Adhiambo, who was married to the third-born in the homestead, had to wait for her parents-in-law and the two elder brothers-in-law before she could plant.
But then there lay another challenge, she no longer had a husband and was never ready to be inherited.
This means she had no way around golo kodhi, lest she goes against the culture by engaging in agriculture without the laid down cultural demands.
“You could not push someone to clear their part of the cultural demands to free you. I had to think twice,” she said.
Adhiambo realised that a number of her peers in her Stepping Stone HIV Women’s Groups had similar experiences and were yearning for a lasting solution.
They had formed the group in 2003 to fight the stigmatisation they faced after they declared their HIV status. “Nutrition was a major component of HIV/Aids management; we had to act fast to produce our food,” said Adhiambo.
The women then began a programme that saw them lease land in neighbouring villages and use casual labour to till and plant, as this did not require much of the cultural demands. They were not directly engaging in the production.
In 2019, Adhiambo and the team got funding through Economic Justice Programme, which aimed at empowering vulnerable women around Lake Victoria.
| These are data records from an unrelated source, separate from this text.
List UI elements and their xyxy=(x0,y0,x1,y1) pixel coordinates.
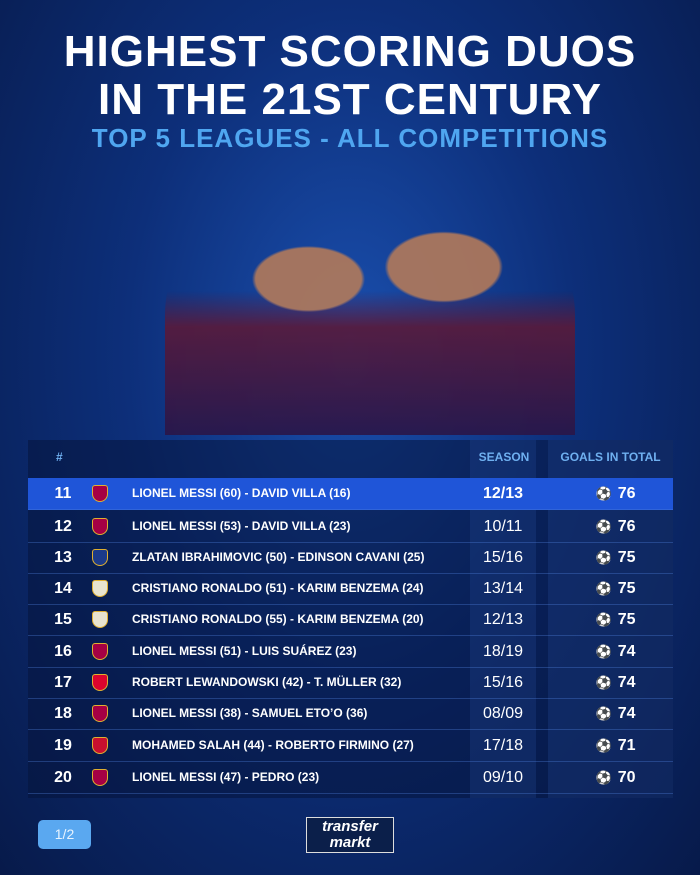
season: 12/13 xyxy=(482,611,524,628)
football-icon: ⚽ xyxy=(595,613,612,628)
goals: ⚽ 74 xyxy=(558,667,673,699)
club-crest-icon-real-madrid xyxy=(92,611,108,628)
goals: ⚽ 71 xyxy=(558,730,673,762)
season: 09/10 xyxy=(482,769,524,786)
goals-value: 71 xyxy=(617,737,636,754)
goals: ⚽ 74 xyxy=(558,636,673,668)
duo-names: LIONEL MESSI (60) - DAVID VILLA (16) xyxy=(132,486,351,500)
football-icon: ⚽ xyxy=(595,582,612,597)
duo-names: CRISTIANO RONALDO (51) - KARIM BENZEMA (… xyxy=(132,581,424,595)
logo-text-2: markt xyxy=(329,834,371,851)
rank: 19 xyxy=(54,737,72,754)
table-row: 11 LIONEL MESSI (60) - DAVID VILLA (16) … xyxy=(28,478,673,510)
transfermarkt-logo: transfer markt xyxy=(306,817,394,853)
rank: 13 xyxy=(54,549,72,566)
rank-header: # xyxy=(56,450,63,464)
football-icon: ⚽ xyxy=(595,771,612,786)
table-row: 12 LIONEL MESSI (53) - DAVID VILLA (23) … xyxy=(28,511,673,543)
logo-text-1: transfer xyxy=(322,818,378,835)
table-row: 13 ZLATAN IBRAHIMOVIC (50) - EDINSON CAV… xyxy=(28,542,673,574)
football-icon: ⚽ xyxy=(595,551,612,566)
duo-names: CRISTIANO RONALDO (55) - KARIM BENZEMA (… xyxy=(132,612,424,626)
season: 17/18 xyxy=(482,737,524,754)
season: 15/16 xyxy=(482,549,524,566)
subtitle: TOP 5 LEAGUES - ALL COMPETITIONS xyxy=(91,123,609,153)
duo-names: MOHAMED SALAH (44) - ROBERTO FIRMINO (27… xyxy=(132,738,414,752)
club-crest-icon-real-madrid xyxy=(92,580,108,597)
season: 18/19 xyxy=(482,643,524,660)
rank: 17 xyxy=(54,674,72,691)
goals-value: 76 xyxy=(617,485,636,502)
goals: ⚽ 76 xyxy=(558,511,673,543)
table-row: 19 MOHAMED SALAH (44) - ROBERTO FIRMINO … xyxy=(28,730,673,762)
season: 12/13 xyxy=(482,485,524,502)
goals-header: GOALS IN TOTAL xyxy=(560,450,661,464)
rank: 16 xyxy=(54,643,72,660)
goals: ⚽ 75 xyxy=(558,542,673,574)
football-icon: ⚽ xyxy=(595,520,612,535)
duo-names: LIONEL MESSI (51) - LUIS SUÁREZ (23) xyxy=(132,644,357,658)
table-row: 17 ROBERT LEWANDOWSKI (42) - T. MÜLLER (… xyxy=(28,667,673,699)
page-indicator[interactable]: 1/2 xyxy=(38,820,91,849)
season-header: SEASON xyxy=(478,450,530,464)
football-icon: ⚽ xyxy=(595,676,612,691)
goals-value: 74 xyxy=(617,674,636,691)
football-icon: ⚽ xyxy=(595,739,612,754)
season: 08/09 xyxy=(482,705,524,722)
goals-value: 74 xyxy=(617,643,636,660)
football-icon: ⚽ xyxy=(595,487,612,502)
title-line-2: IN THE 21ST CENTURY xyxy=(98,75,602,124)
table-row: 15 CRISTIANO RONALDO (55) - KARIM BENZEM… xyxy=(28,604,673,636)
goals-value: 75 xyxy=(617,549,636,566)
rank: 15 xyxy=(54,611,72,628)
duo-names: LIONEL MESSI (53) - DAVID VILLA (23) xyxy=(132,519,351,533)
goals-value: 75 xyxy=(617,580,636,597)
club-crest-icon-barcelona xyxy=(92,485,108,502)
season: 15/16 xyxy=(482,674,524,691)
duo-names: ZLATAN IBRAHIMOVIC (50) - EDINSON CAVANI… xyxy=(132,550,425,564)
table-row: 20 LIONEL MESSI (47) - PEDRO (23) 09/10 … xyxy=(28,762,673,794)
players-photo xyxy=(165,195,575,435)
goals: ⚽ 70 xyxy=(558,762,673,794)
season: 10/11 xyxy=(483,518,523,535)
goals-value: 74 xyxy=(617,705,636,722)
title-line-1: HIGHEST SCORING DUOS xyxy=(63,27,637,76)
club-crest-icon-psg xyxy=(92,549,108,566)
club-crest-icon-barcelona xyxy=(92,769,108,786)
goals: ⚽ 76 xyxy=(558,478,673,510)
goals-value: 70 xyxy=(617,769,636,786)
rank: 20 xyxy=(54,769,72,786)
rank: 14 xyxy=(54,580,72,597)
season: 13/14 xyxy=(482,580,524,597)
goals: ⚽ 75 xyxy=(558,573,673,605)
table-row: 18 LIONEL MESSI (38) - SAMUEL ETO’O (36)… xyxy=(28,698,673,730)
goals: ⚽ 75 xyxy=(558,604,673,636)
football-icon: ⚽ xyxy=(595,645,612,660)
club-crest-icon-barcelona xyxy=(92,705,108,722)
table-row: 16 LIONEL MESSI (51) - LUIS SUÁREZ (23) … xyxy=(28,636,673,668)
duo-names: LIONEL MESSI (47) - PEDRO (23) xyxy=(132,770,320,784)
goals-value: 76 xyxy=(617,518,636,535)
duo-names: LIONEL MESSI (38) - SAMUEL ETO’O (36) xyxy=(132,706,368,720)
rank: 18 xyxy=(54,705,72,722)
club-crest-icon-liverpool xyxy=(92,737,108,754)
rank: 12 xyxy=(54,518,72,535)
club-crest-icon-bayern xyxy=(92,674,108,691)
goals-value: 75 xyxy=(617,611,636,628)
club-crest-icon-barcelona xyxy=(92,643,108,660)
football-icon: ⚽ xyxy=(595,707,612,722)
rank: 11 xyxy=(54,485,72,502)
duo-names: ROBERT LEWANDOWSKI (42) - T. MÜLLER (32) xyxy=(132,675,402,689)
table-row: 14 CRISTIANO RONALDO (51) - KARIM BENZEM… xyxy=(28,573,673,605)
goals: ⚽ 74 xyxy=(558,698,673,730)
club-crest-icon-barcelona xyxy=(92,518,108,535)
The project, funded by the Open Society Foundation, was implemented by Kenya Female Advisory Organisation (KEFEADO), and benefited 15 groups in Siaya and Homa Bay counties.
Mary Atieno, a member of Tumaini Widows Group, one of the network groups of Stepping Stone HIV Aids Women Group, was widowed in 1999, barely two months into the marriage. “It was a shock, and I did not want to move out of my husband’s place,” she said.
And just like Adhiambo, she was a housewife and had to depend on peasantry agriculture to fend for herself.
The cloud of cultural exploitation engulfed her, and she could not utilise her vast parcel for production outside the cultural norms.
“One day I bumped into the women who were talking about coming together in groups to empower themselves. I thought I had to be part of this,” she said.
Philister Achieng’, 35, is also a member of the Stepping Stone Group, and was influenced by Adhiambo to join the group to seek economic freedom.
“Adhiambo approached me and we had a chat. I discovered we had many things in common. The idea of joining the group was my only option,” said Achieng.
Today, the 20-member group engages in the leasing of land and ploughing. The food produced is either for domestic and commercial purposes.
Share the harvest
They identify land, lease it, work on it as a team and share the harvest.
Through the Economic Justice Programme, the group has set up two fish ponds in the neighbouring Kasembe village in East Kagan, Rangwe Constituency, where they are diversifying their trade.
“Through this method, we can stay away from the cultural demands that not only risk our lives but also make us dependent,” said Adhiambo, adding that through the initiative, she can pay school fees for her two children in the university and secondary school.
Easter Achieng’, the Executive Director of KEFEADO, noted that the culture of golo kodhi still exists among Luos.
“The Economic Justice Programme did not envision cultural practice, but only focused on empowering disadvantaged women. However, some people like Adhiambo have come out to disclose how this culture catapulted them to such innovative economic models,” said Achieng’. She said there was need for the government to pump money into such initiatives to turn around the lives of many disadvantaged families.
“The donor funding is fast shrinking, and the government needs to take up such ideas and put money for their sustainability,” she said.